Abortion law comes into effect - without guidelines
THE law allowing abortion in limited circumstances comes into effect today, despite clinical guidelines for doctors not yet being in place.
Health Minister James Reilly said the debate on abortion would continue but the Coalition would not be taking any further measures.
Dr Reilly also stood over his controversial commitment two years ago to take action in the area -- before an expert group recommended the introduction of legislation.
Although passed in the summer, the Protection of Life in Pregnancy Bill 2013 only comes into effect today.
Dr Reilly said the lack of guidelines does not affect the legislation coming into effect.
"The panels are sorted out. All that is done. The HSE are ready. The one outstanding issue is the clinical guidelines, which are not complete," he told the Irish Independent.
"But it would never be a case that you could have the legislation pending on completion of clinical guidelines, which are a matter for clinicians and totally out of our control.
"There will be clinical guidelines for obstetricians from the Institute of Obstetricians and for psychiatrists from the Royal College of Psychiatrists.
"The whole lot will have to sit under the Medical Council. But I have no doubt that they will.
"I am told they are very near completion -- very early in the New Year. But the Act is set to commence on the first of January 2014," he added.
Dr Reilly said abortions can be carried out without the guidelines. "You can. Absolutely. Totally. The most important thing you need is the panel of experts to review an appeal case," he said.
Under the legislation passed in July, there are varying circumstances under which an abortion can be carried out.
Where the mother's life is deemed to be at risk, one doctor can make a decision.
However, in the case of a substantial risk to a woman's life arising from suicide, the assessment involves three specialists; one obstetrician/gynaecologist and two psychiatrists.

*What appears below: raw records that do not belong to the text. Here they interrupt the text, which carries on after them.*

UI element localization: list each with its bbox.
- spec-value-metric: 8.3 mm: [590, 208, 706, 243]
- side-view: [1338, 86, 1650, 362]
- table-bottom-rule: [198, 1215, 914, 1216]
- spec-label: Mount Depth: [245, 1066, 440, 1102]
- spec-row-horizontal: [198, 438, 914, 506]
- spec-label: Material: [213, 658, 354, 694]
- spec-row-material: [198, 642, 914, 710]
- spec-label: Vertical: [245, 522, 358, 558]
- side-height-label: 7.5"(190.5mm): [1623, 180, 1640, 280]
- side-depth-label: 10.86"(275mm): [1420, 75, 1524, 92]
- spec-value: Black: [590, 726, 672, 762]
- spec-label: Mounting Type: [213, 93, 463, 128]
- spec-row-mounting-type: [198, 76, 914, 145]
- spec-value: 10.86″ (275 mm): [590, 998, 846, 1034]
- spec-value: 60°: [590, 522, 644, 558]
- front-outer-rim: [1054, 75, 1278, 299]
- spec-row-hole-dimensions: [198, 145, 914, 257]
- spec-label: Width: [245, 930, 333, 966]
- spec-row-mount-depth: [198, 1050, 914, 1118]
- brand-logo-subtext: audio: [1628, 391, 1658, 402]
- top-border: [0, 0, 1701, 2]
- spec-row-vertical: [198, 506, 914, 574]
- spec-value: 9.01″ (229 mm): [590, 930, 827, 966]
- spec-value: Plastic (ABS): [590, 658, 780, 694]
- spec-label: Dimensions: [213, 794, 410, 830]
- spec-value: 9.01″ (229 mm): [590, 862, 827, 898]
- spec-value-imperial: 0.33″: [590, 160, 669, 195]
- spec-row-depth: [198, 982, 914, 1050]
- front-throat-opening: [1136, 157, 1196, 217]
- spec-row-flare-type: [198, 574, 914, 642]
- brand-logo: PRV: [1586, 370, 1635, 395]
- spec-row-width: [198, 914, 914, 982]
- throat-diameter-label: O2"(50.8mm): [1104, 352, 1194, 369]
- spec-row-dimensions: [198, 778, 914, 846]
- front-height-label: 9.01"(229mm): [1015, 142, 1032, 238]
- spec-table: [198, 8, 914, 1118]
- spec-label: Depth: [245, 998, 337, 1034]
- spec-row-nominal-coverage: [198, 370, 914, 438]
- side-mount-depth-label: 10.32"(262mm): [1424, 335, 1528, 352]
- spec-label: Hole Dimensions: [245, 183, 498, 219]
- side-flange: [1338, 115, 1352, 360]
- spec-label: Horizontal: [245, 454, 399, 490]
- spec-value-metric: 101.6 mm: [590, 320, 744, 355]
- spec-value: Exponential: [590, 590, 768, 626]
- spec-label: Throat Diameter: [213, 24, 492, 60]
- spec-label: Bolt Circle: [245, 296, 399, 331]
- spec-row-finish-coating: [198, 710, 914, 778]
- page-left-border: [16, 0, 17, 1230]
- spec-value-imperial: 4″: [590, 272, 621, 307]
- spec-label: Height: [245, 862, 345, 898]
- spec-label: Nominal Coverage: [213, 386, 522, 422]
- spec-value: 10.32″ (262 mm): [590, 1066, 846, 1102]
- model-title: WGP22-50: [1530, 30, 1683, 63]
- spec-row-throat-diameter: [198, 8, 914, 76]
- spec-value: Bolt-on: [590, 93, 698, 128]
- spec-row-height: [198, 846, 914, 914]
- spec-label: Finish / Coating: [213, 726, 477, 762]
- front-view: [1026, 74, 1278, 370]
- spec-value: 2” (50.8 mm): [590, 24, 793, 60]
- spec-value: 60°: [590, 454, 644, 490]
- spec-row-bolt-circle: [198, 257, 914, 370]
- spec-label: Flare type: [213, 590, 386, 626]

Dr Reilly said he regrets losing five Fine Gael TDs and two senators over the legislation. But he stands over the decision to pass the legislation -- and his statement two years ago that the Government would act.
"This is a hugely emotive issue that has divided Irish society and has been avoided by several governments. And I did undertake in the Dail early on that we wouldn't be the seventh government to leave it behind us," he said.
He said the passing of the legislation will be the Coalition's last act in this area.
"It's the end of it in terms of our commitment to legislate during the lifetime of this Government. That's the end of that.
"I wouldn't say it's the end of it by a long shot in terms of the debate and the discussion that will continue," he said.
Dr Reilly said he believes the manner in which there was widespread consultation on the legislation, with lengthy Oireachtas committee hearings, will be replicated in the future.
"I think the fact the heads (draft legislation) came to be discussed first. This has become now the standard for many bills because I think it was very helpful," he said.